Helping our residents achieve economic stability, breaks the familial cycle of welfare dependence. Our program participants gain critical self-knowledge about their interests, values, academic performance, interpersonal skills and work related aptitudes. Assessment information empowers participants to evaluate their options and create job readiness and develop an individualized plan of training and supports needed to help them find work. This includes basic computer instruction, help applying and interviewing for jobs, basic time and stress management, and more. Participants also have use of our in-house self-help resource room equipped with networked computers to access occupational information, online tutorials, a library and videos on interviewing and other job search strategies.
V. Summary:
For most of our residents, self-sufficiency cannot be achieved in a single step. It requires strategies that create stepping stones out of poverty—strategies that provide the assistance, guidance and time needed for a Muslim Sister to become self-sufficient. Many of those who are immigrants, those whom are culturally and economically isolated from mainstream population, are educationally underserved, and have numerous barriers preventing them from enjoying stable employment and advancing beyond low wage jobs.

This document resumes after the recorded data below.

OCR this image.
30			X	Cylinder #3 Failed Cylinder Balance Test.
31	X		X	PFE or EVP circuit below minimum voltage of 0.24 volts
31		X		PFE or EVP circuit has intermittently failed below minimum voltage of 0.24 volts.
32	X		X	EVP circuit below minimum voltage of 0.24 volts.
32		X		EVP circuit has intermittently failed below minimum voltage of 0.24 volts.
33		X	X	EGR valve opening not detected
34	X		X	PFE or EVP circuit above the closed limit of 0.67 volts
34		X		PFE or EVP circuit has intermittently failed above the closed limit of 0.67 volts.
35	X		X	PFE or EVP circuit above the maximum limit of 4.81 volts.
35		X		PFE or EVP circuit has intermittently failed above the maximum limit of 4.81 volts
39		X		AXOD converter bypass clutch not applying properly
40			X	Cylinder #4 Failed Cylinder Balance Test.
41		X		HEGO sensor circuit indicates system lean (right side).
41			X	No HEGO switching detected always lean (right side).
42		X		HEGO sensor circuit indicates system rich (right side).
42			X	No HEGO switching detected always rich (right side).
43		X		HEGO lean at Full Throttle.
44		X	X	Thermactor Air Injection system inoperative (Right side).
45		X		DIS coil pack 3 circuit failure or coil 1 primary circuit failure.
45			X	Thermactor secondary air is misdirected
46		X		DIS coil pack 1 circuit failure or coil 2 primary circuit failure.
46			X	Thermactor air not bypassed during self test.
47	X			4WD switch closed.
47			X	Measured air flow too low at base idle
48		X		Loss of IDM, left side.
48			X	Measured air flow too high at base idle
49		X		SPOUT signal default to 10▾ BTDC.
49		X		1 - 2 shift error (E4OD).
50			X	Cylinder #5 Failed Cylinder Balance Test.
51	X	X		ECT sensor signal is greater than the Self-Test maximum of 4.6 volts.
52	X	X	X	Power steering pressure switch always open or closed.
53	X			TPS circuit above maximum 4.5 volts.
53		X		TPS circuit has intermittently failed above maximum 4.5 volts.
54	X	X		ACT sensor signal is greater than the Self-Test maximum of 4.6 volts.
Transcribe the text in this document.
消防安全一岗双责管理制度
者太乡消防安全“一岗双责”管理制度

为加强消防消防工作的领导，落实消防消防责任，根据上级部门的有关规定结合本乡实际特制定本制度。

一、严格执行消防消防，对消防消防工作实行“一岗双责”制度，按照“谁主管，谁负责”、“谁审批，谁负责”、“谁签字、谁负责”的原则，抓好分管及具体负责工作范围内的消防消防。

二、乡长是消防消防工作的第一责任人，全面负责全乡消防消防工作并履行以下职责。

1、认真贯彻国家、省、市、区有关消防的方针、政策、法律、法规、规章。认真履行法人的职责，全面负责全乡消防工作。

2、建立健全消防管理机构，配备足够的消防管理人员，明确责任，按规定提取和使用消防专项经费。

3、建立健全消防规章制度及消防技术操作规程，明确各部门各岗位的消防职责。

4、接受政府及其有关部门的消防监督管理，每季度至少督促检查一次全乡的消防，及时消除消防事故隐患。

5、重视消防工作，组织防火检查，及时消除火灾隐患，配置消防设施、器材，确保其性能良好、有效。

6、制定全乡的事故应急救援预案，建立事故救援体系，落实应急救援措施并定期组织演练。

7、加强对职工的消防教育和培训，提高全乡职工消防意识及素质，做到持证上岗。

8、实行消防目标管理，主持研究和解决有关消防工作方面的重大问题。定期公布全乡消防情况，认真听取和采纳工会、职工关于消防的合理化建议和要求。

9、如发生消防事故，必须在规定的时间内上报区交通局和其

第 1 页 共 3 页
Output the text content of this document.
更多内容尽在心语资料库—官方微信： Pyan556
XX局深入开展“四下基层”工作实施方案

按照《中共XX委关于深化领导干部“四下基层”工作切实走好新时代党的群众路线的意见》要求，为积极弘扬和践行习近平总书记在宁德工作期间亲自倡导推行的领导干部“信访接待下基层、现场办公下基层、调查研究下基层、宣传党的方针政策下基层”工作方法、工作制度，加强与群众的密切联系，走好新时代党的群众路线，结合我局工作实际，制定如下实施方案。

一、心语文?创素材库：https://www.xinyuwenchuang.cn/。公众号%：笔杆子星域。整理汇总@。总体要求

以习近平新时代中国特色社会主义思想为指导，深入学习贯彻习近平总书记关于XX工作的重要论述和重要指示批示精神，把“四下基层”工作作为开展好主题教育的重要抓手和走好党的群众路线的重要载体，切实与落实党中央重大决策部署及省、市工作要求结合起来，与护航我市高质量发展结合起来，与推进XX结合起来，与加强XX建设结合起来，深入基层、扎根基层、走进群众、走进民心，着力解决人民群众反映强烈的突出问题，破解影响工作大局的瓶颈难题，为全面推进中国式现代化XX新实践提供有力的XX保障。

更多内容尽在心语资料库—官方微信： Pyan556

Ultimately it is through increased community connectivity that we will address our resident’s critical challenges and improve stability and self-sufficiency for our homeless Muslim women. This is possible through use of technology, expanded private and public partnerships, and most of all, connecting donor’s hearts and sense of responsibility with results that matter. Homeless Muslim women, and Muslim women victims of domestic violence are productive, satisfied, and mentally healthy when provided with opportunities for achievement, recognition, challenge, responsibility and learning.